5 Brain-Based Classroom Strategies to Boost Student Learning
After your students take a test, have you ever heard them say things like:
“I knew the answers, I just couldn’t think of them!”
“I studied for hours and hours – why didn’t I do better?”
“Why didn’t you ask the right questions, the ones I knew the answers to?”
If you have, you’re not alone. The good news is there are ways to help students remember more of what they learn in class. The secret is this: When it comes to learning and retention, easier isn’t always better. In fact, making studying a bit more difficult can often lead to better outcomes for students.
Studies show that if we want to improve student learning, we need to challenge learning. This concept is known as “desirable difficulty.” Introducing challenge into the learning process leads to long-term retention, whereas easier strategies such as traditional highlighting and re-reading typically only boost learning short-term. Given how many students rely on these easier study methods, it’s no wonder so many of them struggle to retain content knowledge!
One way teachers can increase challenge and boost learning is by increasing the amount of “retrieval practice” they use in the classroom. Retrieval practice is any activity that requires students to “call information to mind” – or recall information from memory – in order to “make it stick.” When teachers ask students to retrieve information (even information they think they have already learned) they often struggle to recall the answer. It is this struggle that leads to greater learning as students exercise and strengthen memory. So, the more we engage students in retrieval throughout a unit (or for as long as we want them to retain the information) – the more likely they are to the remember it long-term.

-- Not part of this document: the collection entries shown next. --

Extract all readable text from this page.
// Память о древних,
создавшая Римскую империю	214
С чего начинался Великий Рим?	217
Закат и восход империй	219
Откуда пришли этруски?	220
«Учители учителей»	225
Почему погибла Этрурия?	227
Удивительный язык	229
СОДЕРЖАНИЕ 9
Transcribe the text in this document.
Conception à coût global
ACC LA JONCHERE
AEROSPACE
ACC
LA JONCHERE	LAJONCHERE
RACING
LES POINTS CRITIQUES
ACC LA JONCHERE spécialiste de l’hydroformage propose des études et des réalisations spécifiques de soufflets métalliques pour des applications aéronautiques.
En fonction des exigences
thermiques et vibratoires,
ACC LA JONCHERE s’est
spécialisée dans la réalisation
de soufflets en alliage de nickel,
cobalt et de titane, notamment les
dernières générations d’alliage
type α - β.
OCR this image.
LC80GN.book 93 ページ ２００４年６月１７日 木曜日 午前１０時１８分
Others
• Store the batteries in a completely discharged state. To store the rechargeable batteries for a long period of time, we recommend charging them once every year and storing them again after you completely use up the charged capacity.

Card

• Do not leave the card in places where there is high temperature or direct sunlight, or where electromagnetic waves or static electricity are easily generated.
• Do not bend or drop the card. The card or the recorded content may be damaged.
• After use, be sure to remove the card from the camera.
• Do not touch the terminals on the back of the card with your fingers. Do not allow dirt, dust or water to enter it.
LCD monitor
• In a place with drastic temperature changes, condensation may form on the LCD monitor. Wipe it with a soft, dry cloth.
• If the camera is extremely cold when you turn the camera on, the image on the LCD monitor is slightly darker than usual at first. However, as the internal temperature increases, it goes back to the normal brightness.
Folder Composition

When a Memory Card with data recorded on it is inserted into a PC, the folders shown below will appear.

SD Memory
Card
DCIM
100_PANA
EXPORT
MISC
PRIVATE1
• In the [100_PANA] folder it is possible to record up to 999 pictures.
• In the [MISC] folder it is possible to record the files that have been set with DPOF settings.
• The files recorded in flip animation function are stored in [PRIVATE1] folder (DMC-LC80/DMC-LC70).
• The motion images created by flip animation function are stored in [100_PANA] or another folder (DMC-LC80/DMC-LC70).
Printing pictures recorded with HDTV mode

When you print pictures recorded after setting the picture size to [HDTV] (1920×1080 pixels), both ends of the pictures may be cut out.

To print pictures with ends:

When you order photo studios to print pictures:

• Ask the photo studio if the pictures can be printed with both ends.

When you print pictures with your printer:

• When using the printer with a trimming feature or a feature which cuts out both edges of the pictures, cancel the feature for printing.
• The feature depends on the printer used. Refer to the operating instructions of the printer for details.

If you have students who struggle to retain content knowledge or need new ways to study beyond re-reading and reviewing notes, try these strategies:
5 Classroom Activities to Increase Retention and Boost Learning
1. Brain Dumps: Pause during your lesson or lecture, ask students to write down as much as they can remember from the current lesson, and then continue. That’s it! Research shows this recall activity boosts students’ learning, organization of knowledge, and inferential reasoning.
2. Two Things: A quicker version of a Brain Dump, pause during your lesson or lecture and ask students to write down two things in response to a specific prompt, such as what are two things you have learned so far? What are two examples from your own life that relate to today’s lesson? Then continue.
3. Retrieve-Taking: This activity replaces traditional notetaking when you are reading together as a class; you can also teach students to do this on their own. In retrieve-taking, students listen first (or read a few pages) without writing anything down. Every so often, the reader pauses (or students close their books), and students write down important facts or topics they remember. This strategy encourages students to recall information (and acknowledge gaps in their knowledge), rather than just copy it verbatim from the book. They use their books to fill in missing information once their initial reading/ retrieval is complete.
4. Mini-Quizzes: Use frequent mini-quizzes to help students build knowledge over the course of a unit. Each day quiz students on 3-5 questions based on the previous day’s lesson. Go over the answers as soon as the quizzes are collected to ensure students hear the right answers. These quizzes do not have to be graded everyday (or at all), since the objective is to encourage retrieval and memory (not assess mastery).
5. Mix-It-Up: Instead of asking students, “what did we learn today (or yesterday)?” ask, “what did we learn last week?” Instead of assigning homework on a lesson you gave today, give homework on something you taught two days ago. Research shows mixing up two or more related topics (also known as interleaving) boosts learning even more!
From: Powerful Teaching: Unleash the Science of Learning by Agarwal and Bain
Tips for Success
Regardless of the retrieval strategies you choose to use, every student must participate in the action. For example, all students must write down or verbally share responses to “Two Things” in class. Calling on individual students to answer questions only increases learning for those students.
It’s also important to keep retrieval practices low-stakes and short (five minutes or less is perfect for most students) since desirable difficulties are, by definition, difficult and often lead to more incorrect answers. Short practices make the work feel more manageable for students and make it easier for you to keep students focused on the long-term gains they will see. Even adding a few additional opportunities for retrieval practice each week can make a big difference in student learning!